93-1-1.jpg この年間特集では、2回前にパーソン・センタード・ケア(PCC)を、前回に問題解決型コーピングをご紹介しました。今回は、その二つを結び付ける道具のご紹介です。
監修/小阪憲司 メディカルケアコートクリニック院長

 2回を簡単に復習すると、PCCは、認知症の人を尊厳ある個人として捉え、本人が幸せに暮らせるよう支えるケアのことでした。また、問題解決型コーピングは、介護者がストレスを感じた時、問題の見方を変えて解決法を導き出す方法論のことで、それによって認知症の進行が遅くなるかもしれないという報告が最近ありました。

 こうして並列で眺めてみると、PCCを実践することが、介護者の問題に対する見方を変え、結果的にストレス緩和につながれば、それは理想的な「問題解決型コーピング」と言えるのでないかという気もします。

 そんなことに役立つ道具はないかと探してみたら、何と日本にありました。

国の事業で作成

 それが「ひもときシート」です。

 認知症介護研究・研修東京センターが2008年度から3年間、厚生労働省からの委託で行った「認知症ケア高度化推進事業」の中で作成されたもので、著作権は同センターに帰属します。
 事業そのものは終了していますが、Webサイト「ひもときネット」は現在も稼働しており、その成果物も「法令違反や公序良俗に反する」のでない限り自由に使ってよいということになっています。

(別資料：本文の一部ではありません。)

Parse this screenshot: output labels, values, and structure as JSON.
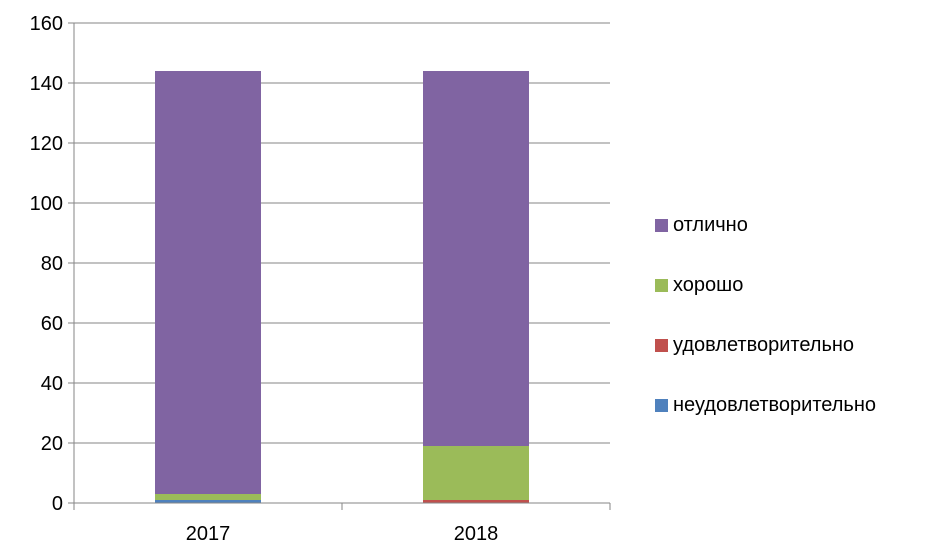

 サイトの文言をなぞると、シートの特徴は「パーソン・センタード・ケアを基本に作られており、課題や問題と思っていることを、援助者中心の思考から本人中心の思考に転換」していくことです。

 また、作成の趣旨は「ケアに携わる援助者は、認知症の人の言葉や行動にばかり目を奪われてしまい、背景にある本人からのメッセージやシグナルに気づけないでいることが多いのではないでしょうか。そのシグナルに気づいていくためには、援助者がそれを読み解く力を身に着け、その人の生活背景や事象の前後について状況分析を行いながら、『本人にとっての問題』をひも解いていくことが大切です。私たちは、まず、援助者が『困難』と感じていることについて、一定のプロセスを踏みながら思考整理の手伝いをすることが大切だと考えました。そこで開発したのが、困難や課題と考えていることを明確にし、事実に基づいた情報の整理をしながら本人の求めるケアを導き出す(ひもとく)ための『ひもときシート』です」だそうです。

 同センターが、研修に参加した介護のプロなどを対象にアンケート調査した結果(回収率40パーセント)では、シートを使ってみて、約8割の人が介護対象者を以前より理解できるようになったと答え、7割の人は自分のすべきことが分かったと答え、4割弱の人は介護対象者の状態が改善したと答えるなど、その効果は概ね肯定的に評価されています。